A small elite French Special Forces unit is sent to Afghanistan to rescue a French journalist from the clutches of the Taliban and, though the crack team swiftly secures her release, the marines’ escape rendezvous is wrecked due to a broken radio transmitter, forcing them over the forbidding Hindu Kush mountains whilst pursued by a horde of Taliban fanatics.

If imitation is the sincerest form of flattery, then Hollywood should be very pleased to see a French filmmaker engaged in such a faithful reproduction of their search-and-rescue action films. Cineastes hoping for a more considered appraisal of French foreign military conduct in Afghanistan or for some poetic treatment of barracks life as in Claire Denis’s Beau du Travail (1999) or simply a skilfully directed combat drama such as Kathryn Bigelow’s The Hurt Locker (2008) will, however, be disappointed by Rybojad’s conventional action movie, which abandons the few not insignificant ethical issues that it raises in favour of a fast-paced, seldom competently handled action film, which conforms to all the usual stereotypes and generic conventions.

Its western heroes, a unit which has been together since at least the Balkan war – the opening scene in which they are seen penetrating the hideout of an Arkan-like warlord establishes both their military expertise and moral commitment – include familiar character types: the quiet but authoritative commander, the troubled soldier who is unaware that his wife is pregnant, the clown, the romeo, the new recruit etc. Ready to move into any hotspot, they offer a tight and functional team, committed to obeying directives immediately and without complaint. An early scene seeks to demonstrate that these men have lives outside the military – albeit mainly with each other.

Rybojad’s intention, presumably, is to remind us that even commandos have wives and children and enjoy barbecues and to emphasise that they are ever ready to abandon these for the greater good. That the rescue target is Elsa Casanova, a liberal journalist (Diane Kruger), whose articles have criticised the French military is an irony that should have been developed as a much greater dilemma than is in fact the case. Doubts about France’s foreign policy may be voiced by Casanova with the intention of acknowledging the considerable domestic hostility to French military involvement in Afghanistan (and elsewhere) but this potential predicament is crudely handled. The journalist’s opinion of the military is soon revealed to be not just erroneous but irrational. How can anyone doubt men so gallant, so noble in their cause, so selfless and fearless in the face of adversity? Casanova the journalist even falls for the marines’ Casanova, despite the perilous escape across hostile terrain.

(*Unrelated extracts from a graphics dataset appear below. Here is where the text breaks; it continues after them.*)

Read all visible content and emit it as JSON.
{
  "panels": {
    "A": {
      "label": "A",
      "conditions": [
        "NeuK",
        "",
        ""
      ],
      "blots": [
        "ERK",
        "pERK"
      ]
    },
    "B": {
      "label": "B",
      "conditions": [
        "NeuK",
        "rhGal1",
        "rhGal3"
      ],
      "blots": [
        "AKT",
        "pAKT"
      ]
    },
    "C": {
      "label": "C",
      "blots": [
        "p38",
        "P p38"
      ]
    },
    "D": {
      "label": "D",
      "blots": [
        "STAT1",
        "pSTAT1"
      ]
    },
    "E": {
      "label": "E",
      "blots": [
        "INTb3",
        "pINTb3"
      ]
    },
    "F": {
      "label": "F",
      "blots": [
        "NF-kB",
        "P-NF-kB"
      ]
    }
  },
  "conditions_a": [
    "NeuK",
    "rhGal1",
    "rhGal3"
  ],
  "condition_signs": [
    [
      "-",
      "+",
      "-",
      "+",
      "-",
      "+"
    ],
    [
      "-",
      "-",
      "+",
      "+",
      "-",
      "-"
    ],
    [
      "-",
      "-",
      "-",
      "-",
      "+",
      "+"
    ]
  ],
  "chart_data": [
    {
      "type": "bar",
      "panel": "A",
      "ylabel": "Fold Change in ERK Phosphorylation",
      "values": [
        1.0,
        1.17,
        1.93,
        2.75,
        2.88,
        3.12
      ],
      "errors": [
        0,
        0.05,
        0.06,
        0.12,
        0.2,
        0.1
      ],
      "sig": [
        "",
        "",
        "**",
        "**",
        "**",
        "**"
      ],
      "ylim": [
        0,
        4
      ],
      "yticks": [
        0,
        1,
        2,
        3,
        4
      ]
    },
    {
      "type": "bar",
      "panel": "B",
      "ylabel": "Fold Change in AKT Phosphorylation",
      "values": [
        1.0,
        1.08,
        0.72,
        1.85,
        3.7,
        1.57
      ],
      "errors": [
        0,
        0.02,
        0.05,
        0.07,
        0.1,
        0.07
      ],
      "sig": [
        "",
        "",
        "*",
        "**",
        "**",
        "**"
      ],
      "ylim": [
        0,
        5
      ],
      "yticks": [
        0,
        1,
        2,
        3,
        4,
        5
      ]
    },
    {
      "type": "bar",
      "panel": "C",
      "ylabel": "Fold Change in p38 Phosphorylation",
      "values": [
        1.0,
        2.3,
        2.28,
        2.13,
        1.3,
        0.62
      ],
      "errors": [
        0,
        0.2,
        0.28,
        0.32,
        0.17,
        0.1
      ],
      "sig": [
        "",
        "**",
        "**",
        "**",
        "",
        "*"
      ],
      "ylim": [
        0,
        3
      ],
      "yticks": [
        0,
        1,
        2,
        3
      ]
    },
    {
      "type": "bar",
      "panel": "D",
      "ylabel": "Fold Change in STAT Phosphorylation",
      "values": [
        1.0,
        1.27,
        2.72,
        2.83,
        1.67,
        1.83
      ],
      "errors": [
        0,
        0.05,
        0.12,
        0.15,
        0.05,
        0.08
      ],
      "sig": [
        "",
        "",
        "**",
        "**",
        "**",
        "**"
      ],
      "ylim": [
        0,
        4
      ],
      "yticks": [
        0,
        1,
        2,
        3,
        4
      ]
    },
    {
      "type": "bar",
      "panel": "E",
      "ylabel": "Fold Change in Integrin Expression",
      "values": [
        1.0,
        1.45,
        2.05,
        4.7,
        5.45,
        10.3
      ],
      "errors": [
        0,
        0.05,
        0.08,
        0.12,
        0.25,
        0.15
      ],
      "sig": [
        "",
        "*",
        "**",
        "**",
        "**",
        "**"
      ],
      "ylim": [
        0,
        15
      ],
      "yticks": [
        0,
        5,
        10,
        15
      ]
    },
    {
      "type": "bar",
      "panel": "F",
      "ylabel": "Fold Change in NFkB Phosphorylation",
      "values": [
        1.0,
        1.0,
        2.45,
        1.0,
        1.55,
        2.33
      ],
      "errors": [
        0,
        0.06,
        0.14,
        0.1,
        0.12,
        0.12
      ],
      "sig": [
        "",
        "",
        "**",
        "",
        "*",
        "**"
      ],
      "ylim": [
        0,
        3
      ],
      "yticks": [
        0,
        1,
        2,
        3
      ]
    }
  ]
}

Where Rybojad’s portrayal of the men is strangely old-fashioned (even in Hollywood films such narratives have long since included at least one flawed, though often redeemable figure or offered a more nuanced portrait of the adversary), his depiction of the military hardware is both a celebration and fetishisation of technological supremacy. Arc shots revolve and dip and rise around choppers, planes and naval boats; canons gleam, automatic weapons are shown in close-up offering one of the longest recruitment promos for the French armed services and indeed for French foreign policy (non-intervention is clearly not an issue, as the soldiers’ return to protect some vulnerable villagers from the Taliban proves). While Hollywood often introduces some tension between those in the offices and those on the ground, Rybojad’s film presents a fantasy world in which politicians, generals and naval captains operate in concert in order to facilitate the safe return of their citizens – both loyal servants and sceptical critics. That they are right to do so is never in question. Confronted by an enemy as uncompromising and murderous as the Taliban makes their response a moral obligation. There is a brief acknowledgment of the Taliban hierarchy but, for the most part, Rybojad’s film presents its Taliban villains as screaming fanatics who fall in great numbers as they chase the dwindling group of French soldiers. Only their commander, Ahmed Zaief (Raz Degan), is given any real dialogue. Zaief is a wonderfully overcoded figure, a strange composite of Osama bin Laden and Captain Jack Sparrow, a brooding figure who, as with so many film villains before him, is a cultured, well-educated (seven years at Cambridge?) psychopath rather than a religious zealot.

The reception to the film in France has not, it would be fair to say, been favourable. Nor would it be fair to recommend Special Forces to readers of this website.